Three cyclones or two?

I thought cyclones were dangerous things, until Sir James Dyson (as he now is) tamed them and applied them to the tricky business of extracting foreign bodies from carpets. Perhaps that opened up a new set of dangers: one friend needed a replacement power cable for his Dyson vacuum cleaner, and was horrified at the price and the fact that the spare part was an integrated assembly comprising much more than just the cable.

Dyson (the company as well as the man) have been generous to anyone presenting courses on intellectual property. The Hoover patent infringement litigation is based on a relatively easy-to-understand patent, the infringement is fairly clear-cut, and the issue of inventiveness demonstrates how there is nearly always some scope for challenging a patent. The designs case against Qualtex rehearses all those old points about spare parts, and there is trade mark litigation to which an audience of lay people can relate. Now we have an instance of the boot being on the other foot: Dyson is challenging the patentability of Samsung's "triple cyclone" design. Dyson's counsel, Piers Acland, told the court that Samsung's claims were "largely verbiage" (a criticism that could perhaps be levelled against nearly all patent claims) and (deconstructing the report in The Daily Telegraph, which talks rather more about "trademarks" than one would normally expect in a story about a patent case) argued that adding a third cyclone to the two in the Dyson patent did not amount to an inventive step.

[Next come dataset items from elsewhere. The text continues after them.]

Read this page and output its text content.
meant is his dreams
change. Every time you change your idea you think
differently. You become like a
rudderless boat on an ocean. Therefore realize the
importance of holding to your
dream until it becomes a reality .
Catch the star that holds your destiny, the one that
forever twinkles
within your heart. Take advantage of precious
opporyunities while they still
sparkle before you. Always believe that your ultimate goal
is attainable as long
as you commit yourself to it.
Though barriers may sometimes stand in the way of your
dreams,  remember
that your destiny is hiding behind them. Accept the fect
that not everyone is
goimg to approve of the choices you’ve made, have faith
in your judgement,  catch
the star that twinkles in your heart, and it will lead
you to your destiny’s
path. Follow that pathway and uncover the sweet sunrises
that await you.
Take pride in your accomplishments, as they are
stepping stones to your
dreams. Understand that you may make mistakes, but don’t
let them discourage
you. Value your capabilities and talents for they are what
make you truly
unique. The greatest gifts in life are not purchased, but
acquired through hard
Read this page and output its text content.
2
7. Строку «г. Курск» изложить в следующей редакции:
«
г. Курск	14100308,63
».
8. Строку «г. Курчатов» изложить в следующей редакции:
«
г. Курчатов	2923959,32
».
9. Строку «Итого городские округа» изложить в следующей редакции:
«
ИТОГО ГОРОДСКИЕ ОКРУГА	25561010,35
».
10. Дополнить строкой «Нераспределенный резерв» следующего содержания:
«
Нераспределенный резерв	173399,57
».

It sounds as if the contribution to the art is at best small. If two cyclones do the job, why not three? This might be another illustration of the unhealthy and anticompetitive trend of large businesses who can afford the bills collecting more and more marginal, borderline invalid, pieces of intellectual property to extend their competitive advantage. Thank goodness that there is a comparatively resourceful challenger in this case.

Perhaps I'll have a nice new case on obviousness to refer to when next year's training course season comes around.